Rachel Reeves promised “economic security in an uncertain world” as she delivered a spring statement that risked being swept away by the conflict in the Middle East.
The chancellor was addressing MPs against the backdrop of surging energy prices and rising government borrowing costs, as investors fret about the impact of the war in the Middle East. The cost of a barrel of Brent crude was up another 7.2% and gas by another 23%, with economists warning a prolonged spike in energy costs will feed through to higher prices for households and businesses.
Reeves said she was in close touch with the Bank of England governor, Andrew Bailey, as they monitored the situation and would meet representatives of the North Sea energy industry on Wednesday.
Reeves was responding to new forecasts from the independent Office for Budget Responsibility (OBR), drawn up before Israel and the US began their weekend assault on Iran, which the chancellor said showed “inflation is down, borrowing is down, living standards are up and the economy is growing”.
“This government has restored economic stability,” she said, in a deliberately low-key statement that, as expected, contained no substantive policy announcements.
Reeves conceded that GDP growth was now expected to be “slightly slower” this year, however, down to 1.1% from the previous forecast of 1.4%, after weaker than expected data in the final quarter of 2025 – but stronger in future years, at 1.6% in 2027 and 2028, and unchanged at 1.5% in 2029 and 2030.
The OBR also predicted that the unemployment rate, already almost at a five-year high, would continue rising to a peak of 5.3% this year – up from a previous estimate of 4.9%.
But underlining the fragility of its forecasts, the OBR warned the expanding Middle East conflict “could have very significant impacts on the global and UK economies”.
Despite instructing the OBR not to judge her against her fiscal rules at this spring forecast, Reeves emphasised that her buffer – or “headroom” – had increased in its latest projections to £23.6bn, from £21.7bn at the time of the November budget.
This improvement has been aided by lower gilt yields, or government borrowing costs, though these have been rising again in recent days as investors bet on resurgent inflation.
Analysts responding to Reeves’s statement warned that it rests on energy prices returning to normal levels.
Ruth Curtice, director of the Resolution Foundation, said: “The best news from today’s spring forecast was an outlook for lower inflation and interest rates, but sadly both already look out of date before the ink is dry on the OBR forecast. If overnight increases to oil and gas prices are sustained, we could see inflation back at 3% by the summer with typical energy bills £500 higher.”
Andrew Wishart, of Berenberg, said “the question overshadowing the event is whether the Iran conflict will end soon enough for the future OBR forecasts to be possible”.
“A prolonged conflict would cause much higher global energy prices to impart a fresh stagflationary shock to European energy importers including the UK,” he added.

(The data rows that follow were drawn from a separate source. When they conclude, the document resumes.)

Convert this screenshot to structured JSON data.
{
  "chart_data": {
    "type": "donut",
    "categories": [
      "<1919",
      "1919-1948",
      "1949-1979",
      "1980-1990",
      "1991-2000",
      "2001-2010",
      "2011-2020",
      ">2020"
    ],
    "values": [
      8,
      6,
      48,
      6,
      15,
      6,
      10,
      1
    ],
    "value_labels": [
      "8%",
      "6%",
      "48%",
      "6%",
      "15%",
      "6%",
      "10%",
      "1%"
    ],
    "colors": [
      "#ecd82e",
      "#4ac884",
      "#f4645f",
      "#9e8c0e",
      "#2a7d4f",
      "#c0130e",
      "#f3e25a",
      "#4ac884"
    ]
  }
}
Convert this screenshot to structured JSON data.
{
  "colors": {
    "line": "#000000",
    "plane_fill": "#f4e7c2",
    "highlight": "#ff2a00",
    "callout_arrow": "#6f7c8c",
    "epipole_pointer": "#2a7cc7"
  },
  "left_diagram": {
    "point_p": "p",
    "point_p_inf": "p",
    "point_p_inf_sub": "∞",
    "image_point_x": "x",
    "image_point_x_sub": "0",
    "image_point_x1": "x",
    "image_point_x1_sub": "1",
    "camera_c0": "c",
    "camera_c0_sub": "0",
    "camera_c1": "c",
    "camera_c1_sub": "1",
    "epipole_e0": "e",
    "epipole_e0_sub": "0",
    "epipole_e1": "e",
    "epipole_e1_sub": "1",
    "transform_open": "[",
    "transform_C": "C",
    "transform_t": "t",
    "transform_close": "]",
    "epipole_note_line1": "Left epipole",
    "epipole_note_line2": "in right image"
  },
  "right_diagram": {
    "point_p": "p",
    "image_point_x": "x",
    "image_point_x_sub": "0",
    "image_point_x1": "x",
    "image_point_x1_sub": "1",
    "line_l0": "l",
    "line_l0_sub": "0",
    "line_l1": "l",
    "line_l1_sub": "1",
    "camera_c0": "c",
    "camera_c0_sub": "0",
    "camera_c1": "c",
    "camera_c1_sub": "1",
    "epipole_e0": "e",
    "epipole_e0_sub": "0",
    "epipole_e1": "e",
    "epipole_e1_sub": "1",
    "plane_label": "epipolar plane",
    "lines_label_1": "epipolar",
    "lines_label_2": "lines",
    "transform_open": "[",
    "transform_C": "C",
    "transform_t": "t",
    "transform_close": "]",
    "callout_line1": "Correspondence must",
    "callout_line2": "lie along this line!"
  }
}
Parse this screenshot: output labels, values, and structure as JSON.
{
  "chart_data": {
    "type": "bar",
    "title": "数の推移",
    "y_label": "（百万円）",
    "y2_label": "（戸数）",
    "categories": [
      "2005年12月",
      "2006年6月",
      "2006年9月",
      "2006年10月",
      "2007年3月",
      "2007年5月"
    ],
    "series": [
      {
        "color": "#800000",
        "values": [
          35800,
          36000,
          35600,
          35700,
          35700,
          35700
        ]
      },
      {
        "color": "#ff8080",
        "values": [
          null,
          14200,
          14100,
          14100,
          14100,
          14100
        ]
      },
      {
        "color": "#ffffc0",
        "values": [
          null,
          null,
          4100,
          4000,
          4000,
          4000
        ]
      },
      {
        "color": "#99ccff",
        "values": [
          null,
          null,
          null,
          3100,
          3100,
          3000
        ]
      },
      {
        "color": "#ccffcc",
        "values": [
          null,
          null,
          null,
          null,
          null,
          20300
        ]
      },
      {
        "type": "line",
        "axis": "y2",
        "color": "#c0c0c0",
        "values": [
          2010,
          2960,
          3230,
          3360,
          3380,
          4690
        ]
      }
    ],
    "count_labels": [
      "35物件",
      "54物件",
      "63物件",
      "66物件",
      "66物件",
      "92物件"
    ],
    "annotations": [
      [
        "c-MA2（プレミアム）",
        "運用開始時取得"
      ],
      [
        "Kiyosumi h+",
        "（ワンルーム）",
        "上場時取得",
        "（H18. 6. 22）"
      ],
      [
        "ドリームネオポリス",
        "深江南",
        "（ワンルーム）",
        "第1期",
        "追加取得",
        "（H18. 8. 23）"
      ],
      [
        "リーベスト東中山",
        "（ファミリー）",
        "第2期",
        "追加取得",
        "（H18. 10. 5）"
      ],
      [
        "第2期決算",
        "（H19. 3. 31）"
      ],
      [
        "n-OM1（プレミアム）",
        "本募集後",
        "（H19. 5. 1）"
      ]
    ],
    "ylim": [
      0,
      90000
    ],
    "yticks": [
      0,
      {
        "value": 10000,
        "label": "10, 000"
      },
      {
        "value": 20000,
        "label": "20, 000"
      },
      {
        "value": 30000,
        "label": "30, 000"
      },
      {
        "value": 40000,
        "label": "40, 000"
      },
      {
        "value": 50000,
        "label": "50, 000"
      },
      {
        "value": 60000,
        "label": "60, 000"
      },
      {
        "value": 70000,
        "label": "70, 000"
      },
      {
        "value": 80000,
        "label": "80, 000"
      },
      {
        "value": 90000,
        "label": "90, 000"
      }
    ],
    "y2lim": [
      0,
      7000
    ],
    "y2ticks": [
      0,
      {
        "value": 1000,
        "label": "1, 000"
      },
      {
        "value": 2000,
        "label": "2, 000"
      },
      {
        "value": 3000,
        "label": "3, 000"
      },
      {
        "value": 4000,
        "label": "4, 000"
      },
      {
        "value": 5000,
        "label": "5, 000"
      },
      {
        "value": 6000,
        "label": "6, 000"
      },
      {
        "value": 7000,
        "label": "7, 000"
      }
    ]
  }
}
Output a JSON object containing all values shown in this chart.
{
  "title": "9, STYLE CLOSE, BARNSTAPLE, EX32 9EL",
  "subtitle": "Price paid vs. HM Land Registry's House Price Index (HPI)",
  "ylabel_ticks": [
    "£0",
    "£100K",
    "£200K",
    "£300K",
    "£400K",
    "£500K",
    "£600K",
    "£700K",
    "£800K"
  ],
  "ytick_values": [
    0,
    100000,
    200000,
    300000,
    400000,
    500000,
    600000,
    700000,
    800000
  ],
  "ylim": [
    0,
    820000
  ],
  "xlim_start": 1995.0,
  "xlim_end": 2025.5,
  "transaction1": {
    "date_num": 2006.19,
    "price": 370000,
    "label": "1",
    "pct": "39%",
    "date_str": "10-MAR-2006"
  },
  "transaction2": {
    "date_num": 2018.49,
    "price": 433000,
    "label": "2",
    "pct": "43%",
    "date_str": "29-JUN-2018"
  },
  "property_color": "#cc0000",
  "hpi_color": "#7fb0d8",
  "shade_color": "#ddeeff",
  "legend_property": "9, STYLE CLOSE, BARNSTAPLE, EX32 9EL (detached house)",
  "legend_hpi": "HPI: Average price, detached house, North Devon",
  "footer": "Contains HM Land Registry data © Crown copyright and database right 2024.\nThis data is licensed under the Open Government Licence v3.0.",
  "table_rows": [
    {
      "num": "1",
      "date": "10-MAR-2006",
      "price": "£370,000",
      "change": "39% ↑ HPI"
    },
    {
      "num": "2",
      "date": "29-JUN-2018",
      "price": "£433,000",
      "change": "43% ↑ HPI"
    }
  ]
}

The chancellor promised she would “chart a course through that uncertainty, secure our economy against shocks, and protect families from the uncertainty we see beyond our borders”. She added: “I am in no doubt about Britain’s ability to navigate the challenges we face.”
Markets have also been revising down expectations for more imminent interest rate cuts in recent days, as more costly energy will complicate the Bank of England’s task in tackling inflation.
Pointing the way to a possible fresh growth downgrade in the autumn, the OBR said it had revised down its near-term GDP forecast partly as a result of weaker-than-expected net migration, but it had not yet taken into account the tough new policies recently announced by the home secretary, Shabana Mahmood, including making refugee status temporary.
The shadow chancellor, Mel Stride, responding to Reeves’s statement in the House of Commons, accused her of “utter complacency”.
“She is rather like the dodgy estate agent standing in the crumbling building with a roof gone, the windows gone, with the floor gone and saying: ‘Just think of the potential,’” he said.
Reeves said the unstable global situation meant the actions she had taken on inflation, including shifting green levies to general taxation and freezing bus fares and prescription charges, were “even more crucial”.
And she hailed other recent Labour decisions, including removing the two-child cap on benefits, and funding 30 hours a week of free childcare.
Reeves promised to take more action on youth unemployment and inactivity in the weeks ahead, blaming her Conservative predecessors. “Young people in particular are still suffering from the aftermath of years of Tory mismanagement in the last five years of the previous government,” she said.